Description
Prerequisites
- I am running the latest code. Mention the version if possible as well.
- I carefully followed the README.md.
- I searched using keywords relevant to my issue to make sure that I am creating a new issue that is not already open (or closed).
- I reviewed the Discussions, and have a new and useful enhancement to share.
Feature Description
Background
I have a fork of llama.cpp for building cross-CPU / cross-platform binaries with Cosmopolitan. Think of it like llamafile, except llama.cpp is up-to-date (weekly or more). I use a modified old Makefile to build things, as I was unable to come up with an architecture for CMake that works with cosmo.
https://github.com/BradHutchings/llama-server-one
At compile time, cosmo wants to build an ARM binary and an x86 binary to merge together on my build system. This precludes using any of the GPU optimizations and it's become a little awkward with the CPU optimizations.
I work around this by making a generic CPU architecture for cosmo to compile:
mkdir -p ggml/src/ggml-cpu/arch/cosmo
cp ggml/src/ggml-cpu/repack.cpp ggml/src/ggml-cpu/arch/cosmo/
cp ggml/src/ggml-cpu/quants.c ggml/src/ggml-cpu/arch/cosmo/
sed -i -e "s/_generic//g" ggml/src/ggml-cpu/arch/cosmo/repack.cpp
sed -i -e "s/_generic//g" ggml/src/ggml-cpu/arch/cosmo/quants.c
This works great right now with how ggml-cpu has been reorganized.
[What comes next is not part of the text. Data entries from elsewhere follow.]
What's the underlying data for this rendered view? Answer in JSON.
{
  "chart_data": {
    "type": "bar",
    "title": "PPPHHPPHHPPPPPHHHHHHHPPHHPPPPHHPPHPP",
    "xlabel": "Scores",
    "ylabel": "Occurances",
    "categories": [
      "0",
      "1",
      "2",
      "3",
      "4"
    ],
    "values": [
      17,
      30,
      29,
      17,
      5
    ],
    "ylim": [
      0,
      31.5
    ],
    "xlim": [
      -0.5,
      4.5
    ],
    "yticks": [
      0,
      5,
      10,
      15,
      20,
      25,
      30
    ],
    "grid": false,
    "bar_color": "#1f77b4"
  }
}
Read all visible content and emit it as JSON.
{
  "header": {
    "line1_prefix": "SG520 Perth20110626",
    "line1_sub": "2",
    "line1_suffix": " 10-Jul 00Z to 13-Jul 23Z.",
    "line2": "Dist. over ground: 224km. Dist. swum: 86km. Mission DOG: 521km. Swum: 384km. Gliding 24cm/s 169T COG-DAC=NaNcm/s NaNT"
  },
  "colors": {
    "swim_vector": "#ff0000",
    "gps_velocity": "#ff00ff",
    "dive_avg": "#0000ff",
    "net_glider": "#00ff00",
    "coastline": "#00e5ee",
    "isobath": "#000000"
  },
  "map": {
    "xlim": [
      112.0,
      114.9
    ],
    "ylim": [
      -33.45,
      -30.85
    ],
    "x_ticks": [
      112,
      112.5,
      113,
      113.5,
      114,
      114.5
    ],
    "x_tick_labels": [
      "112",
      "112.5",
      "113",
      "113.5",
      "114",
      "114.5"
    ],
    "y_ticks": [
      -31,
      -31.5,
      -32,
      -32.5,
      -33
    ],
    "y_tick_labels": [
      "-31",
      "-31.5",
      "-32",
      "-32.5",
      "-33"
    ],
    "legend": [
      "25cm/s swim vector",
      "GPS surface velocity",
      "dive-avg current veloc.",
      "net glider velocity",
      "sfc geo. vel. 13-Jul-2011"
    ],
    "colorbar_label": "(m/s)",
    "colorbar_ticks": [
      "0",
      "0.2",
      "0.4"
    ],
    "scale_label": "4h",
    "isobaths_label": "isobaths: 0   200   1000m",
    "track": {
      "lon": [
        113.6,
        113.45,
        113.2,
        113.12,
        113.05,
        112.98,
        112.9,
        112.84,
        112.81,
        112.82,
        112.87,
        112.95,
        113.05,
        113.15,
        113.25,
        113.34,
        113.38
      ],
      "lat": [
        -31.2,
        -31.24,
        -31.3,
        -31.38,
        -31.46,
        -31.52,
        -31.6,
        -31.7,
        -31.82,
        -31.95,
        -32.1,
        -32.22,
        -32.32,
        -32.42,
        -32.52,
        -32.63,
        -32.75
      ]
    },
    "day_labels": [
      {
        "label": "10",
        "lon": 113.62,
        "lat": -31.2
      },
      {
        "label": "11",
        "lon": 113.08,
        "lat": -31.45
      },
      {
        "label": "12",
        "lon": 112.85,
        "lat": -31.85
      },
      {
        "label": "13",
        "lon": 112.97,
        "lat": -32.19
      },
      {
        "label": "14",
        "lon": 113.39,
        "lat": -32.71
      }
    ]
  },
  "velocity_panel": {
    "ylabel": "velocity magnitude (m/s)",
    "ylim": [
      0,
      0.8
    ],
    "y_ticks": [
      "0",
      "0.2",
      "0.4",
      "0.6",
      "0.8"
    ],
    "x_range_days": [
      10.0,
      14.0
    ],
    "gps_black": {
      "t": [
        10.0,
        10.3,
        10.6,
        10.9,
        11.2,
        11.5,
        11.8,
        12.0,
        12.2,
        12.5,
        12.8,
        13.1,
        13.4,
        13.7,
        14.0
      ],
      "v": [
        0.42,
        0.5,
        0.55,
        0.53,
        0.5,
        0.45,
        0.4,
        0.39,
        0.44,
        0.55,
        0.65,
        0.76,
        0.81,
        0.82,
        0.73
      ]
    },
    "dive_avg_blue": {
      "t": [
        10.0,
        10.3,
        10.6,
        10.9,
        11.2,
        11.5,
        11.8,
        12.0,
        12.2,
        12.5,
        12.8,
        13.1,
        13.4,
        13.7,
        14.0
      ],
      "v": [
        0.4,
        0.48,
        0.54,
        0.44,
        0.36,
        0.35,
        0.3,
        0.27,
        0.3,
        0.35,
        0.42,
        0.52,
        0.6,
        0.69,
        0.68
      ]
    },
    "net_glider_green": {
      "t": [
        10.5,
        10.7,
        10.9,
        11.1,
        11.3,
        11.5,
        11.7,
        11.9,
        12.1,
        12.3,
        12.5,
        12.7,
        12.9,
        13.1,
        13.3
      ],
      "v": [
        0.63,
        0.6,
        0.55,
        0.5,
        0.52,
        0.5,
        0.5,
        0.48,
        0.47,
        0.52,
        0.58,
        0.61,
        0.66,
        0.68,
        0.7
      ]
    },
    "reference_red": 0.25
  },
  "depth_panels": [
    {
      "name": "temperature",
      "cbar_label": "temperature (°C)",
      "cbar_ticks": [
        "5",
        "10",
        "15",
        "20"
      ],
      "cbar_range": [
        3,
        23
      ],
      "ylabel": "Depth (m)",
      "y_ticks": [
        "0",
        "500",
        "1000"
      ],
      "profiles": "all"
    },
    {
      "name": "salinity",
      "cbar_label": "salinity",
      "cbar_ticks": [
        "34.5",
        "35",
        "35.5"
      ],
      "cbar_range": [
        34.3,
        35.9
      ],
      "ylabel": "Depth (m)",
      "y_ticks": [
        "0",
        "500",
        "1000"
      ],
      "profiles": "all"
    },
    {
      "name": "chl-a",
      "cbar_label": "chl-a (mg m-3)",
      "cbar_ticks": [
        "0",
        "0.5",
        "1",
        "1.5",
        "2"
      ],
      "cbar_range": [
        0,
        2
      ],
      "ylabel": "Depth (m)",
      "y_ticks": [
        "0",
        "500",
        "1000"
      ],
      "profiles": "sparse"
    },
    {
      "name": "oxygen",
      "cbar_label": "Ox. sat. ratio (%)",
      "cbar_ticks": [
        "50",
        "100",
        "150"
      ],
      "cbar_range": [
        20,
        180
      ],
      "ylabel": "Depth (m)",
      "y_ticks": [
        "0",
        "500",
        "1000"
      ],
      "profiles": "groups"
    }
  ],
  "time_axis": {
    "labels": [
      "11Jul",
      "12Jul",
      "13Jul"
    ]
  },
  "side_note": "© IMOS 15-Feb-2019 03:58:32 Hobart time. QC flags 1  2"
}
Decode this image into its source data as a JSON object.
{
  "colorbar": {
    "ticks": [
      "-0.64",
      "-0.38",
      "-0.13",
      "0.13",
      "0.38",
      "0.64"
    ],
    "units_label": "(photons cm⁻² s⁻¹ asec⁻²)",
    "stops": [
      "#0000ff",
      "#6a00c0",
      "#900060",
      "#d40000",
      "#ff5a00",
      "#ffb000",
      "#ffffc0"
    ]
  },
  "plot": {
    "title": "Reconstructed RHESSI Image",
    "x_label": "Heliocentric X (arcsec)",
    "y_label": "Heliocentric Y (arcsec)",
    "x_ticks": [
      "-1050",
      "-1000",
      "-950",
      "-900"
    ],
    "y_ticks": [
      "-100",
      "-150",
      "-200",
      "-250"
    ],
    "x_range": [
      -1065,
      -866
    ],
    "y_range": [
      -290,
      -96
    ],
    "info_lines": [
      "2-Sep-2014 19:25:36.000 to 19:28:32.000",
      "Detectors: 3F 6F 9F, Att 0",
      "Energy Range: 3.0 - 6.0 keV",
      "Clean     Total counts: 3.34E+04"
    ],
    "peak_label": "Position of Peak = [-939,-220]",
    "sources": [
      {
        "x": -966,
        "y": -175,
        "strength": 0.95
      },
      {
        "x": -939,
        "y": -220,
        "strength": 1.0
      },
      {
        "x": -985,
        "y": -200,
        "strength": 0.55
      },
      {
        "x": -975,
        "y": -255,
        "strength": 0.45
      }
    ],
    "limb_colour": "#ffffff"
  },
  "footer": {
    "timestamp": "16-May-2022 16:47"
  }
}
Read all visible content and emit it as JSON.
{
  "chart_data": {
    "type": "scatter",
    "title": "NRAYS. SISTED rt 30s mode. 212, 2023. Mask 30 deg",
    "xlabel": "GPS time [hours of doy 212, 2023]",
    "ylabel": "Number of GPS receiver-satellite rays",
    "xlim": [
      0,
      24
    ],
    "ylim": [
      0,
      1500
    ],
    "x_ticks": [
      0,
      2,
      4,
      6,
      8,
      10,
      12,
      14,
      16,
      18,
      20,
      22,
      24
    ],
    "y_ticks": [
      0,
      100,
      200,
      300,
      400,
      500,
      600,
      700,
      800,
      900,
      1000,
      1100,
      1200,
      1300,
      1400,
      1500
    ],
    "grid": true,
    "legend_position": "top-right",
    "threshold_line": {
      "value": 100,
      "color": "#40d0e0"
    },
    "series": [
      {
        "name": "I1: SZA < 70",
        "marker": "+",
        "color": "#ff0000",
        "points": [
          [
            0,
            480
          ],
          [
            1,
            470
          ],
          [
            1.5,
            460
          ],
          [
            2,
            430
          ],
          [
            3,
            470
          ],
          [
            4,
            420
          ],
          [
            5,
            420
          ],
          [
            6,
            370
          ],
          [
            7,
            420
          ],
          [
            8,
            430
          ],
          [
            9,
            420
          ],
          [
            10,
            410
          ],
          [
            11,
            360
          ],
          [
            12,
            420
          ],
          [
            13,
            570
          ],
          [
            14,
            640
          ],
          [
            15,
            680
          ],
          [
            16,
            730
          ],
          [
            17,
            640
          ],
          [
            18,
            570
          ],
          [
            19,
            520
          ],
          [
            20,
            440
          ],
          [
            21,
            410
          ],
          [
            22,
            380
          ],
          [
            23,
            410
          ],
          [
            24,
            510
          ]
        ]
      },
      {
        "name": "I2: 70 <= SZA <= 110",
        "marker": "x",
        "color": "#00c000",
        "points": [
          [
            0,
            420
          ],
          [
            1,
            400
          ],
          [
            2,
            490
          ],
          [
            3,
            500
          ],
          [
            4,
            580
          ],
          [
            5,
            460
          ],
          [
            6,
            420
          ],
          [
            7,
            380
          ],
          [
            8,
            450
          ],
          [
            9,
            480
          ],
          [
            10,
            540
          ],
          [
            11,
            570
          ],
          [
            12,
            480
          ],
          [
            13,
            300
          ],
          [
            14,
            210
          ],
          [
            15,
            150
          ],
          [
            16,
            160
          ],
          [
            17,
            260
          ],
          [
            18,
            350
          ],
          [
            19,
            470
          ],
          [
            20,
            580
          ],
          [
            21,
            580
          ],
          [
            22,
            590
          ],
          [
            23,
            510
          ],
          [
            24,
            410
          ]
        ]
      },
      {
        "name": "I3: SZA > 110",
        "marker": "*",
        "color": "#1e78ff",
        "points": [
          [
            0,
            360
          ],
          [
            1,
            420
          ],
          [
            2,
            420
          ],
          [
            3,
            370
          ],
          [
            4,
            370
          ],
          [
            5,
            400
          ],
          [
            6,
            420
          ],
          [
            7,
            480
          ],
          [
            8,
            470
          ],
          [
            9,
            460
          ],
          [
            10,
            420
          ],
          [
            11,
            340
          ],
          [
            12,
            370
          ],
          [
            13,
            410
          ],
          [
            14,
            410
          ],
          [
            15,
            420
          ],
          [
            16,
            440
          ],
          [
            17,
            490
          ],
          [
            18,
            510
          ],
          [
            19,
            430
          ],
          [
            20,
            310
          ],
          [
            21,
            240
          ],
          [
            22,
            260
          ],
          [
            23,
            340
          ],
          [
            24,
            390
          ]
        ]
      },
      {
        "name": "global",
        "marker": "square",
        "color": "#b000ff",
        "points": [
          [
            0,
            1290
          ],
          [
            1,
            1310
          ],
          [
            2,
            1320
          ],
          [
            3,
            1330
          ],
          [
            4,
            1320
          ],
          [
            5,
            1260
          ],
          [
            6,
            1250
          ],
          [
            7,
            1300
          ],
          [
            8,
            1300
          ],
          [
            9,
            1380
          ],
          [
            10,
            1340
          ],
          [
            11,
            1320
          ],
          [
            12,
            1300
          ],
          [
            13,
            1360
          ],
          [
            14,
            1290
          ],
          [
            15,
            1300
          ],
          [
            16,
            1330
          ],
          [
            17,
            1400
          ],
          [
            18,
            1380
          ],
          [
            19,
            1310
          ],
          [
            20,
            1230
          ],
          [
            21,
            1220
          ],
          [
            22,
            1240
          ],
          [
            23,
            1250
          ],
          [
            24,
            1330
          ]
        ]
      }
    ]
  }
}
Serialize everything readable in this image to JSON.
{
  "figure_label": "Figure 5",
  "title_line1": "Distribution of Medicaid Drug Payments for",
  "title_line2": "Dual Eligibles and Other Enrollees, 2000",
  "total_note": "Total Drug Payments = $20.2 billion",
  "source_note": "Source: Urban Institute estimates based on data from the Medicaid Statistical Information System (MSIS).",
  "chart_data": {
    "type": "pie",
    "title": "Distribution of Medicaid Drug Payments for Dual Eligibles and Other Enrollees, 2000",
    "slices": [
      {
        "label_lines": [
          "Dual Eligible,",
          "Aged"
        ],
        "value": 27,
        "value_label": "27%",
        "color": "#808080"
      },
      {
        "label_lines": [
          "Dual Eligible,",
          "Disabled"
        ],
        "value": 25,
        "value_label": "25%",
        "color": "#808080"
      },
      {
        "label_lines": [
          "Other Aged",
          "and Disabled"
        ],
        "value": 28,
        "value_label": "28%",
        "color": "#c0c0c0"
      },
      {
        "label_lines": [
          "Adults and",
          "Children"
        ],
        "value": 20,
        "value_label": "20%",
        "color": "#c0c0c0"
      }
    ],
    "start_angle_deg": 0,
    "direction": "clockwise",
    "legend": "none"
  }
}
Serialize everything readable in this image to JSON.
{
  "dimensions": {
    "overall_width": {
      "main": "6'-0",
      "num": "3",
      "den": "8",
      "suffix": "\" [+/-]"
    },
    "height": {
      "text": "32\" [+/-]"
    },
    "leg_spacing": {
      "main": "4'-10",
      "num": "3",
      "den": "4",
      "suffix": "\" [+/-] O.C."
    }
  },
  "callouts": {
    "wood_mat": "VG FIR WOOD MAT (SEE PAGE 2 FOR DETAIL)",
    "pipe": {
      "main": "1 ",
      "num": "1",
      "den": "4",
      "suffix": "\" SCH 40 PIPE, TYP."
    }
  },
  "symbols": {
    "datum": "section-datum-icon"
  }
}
I'm hoping that a generic architecture that just calls back into the _generic
functions in ggml/src/ggml-cpu/repack.cpp
and ggml/src/ggml-cpu/quants.c
can be added to ggml-cpu/arch
. A subfolder, ggml-cpu/arch/generic
seems appropriate.
Motivation
Building llama.cpp with Cosmopolitan.
Possible Implementation
I'm hoping that a generic architecture that just calls back into the _generic
functions in ggml/src/ggml-cpu/repack.cpp
and ggml/src/ggml-cpu/quants.c
can be added to ggml-cpu/arch
. A subfolder, ggml-cpu/arch/generic
seems appropriate.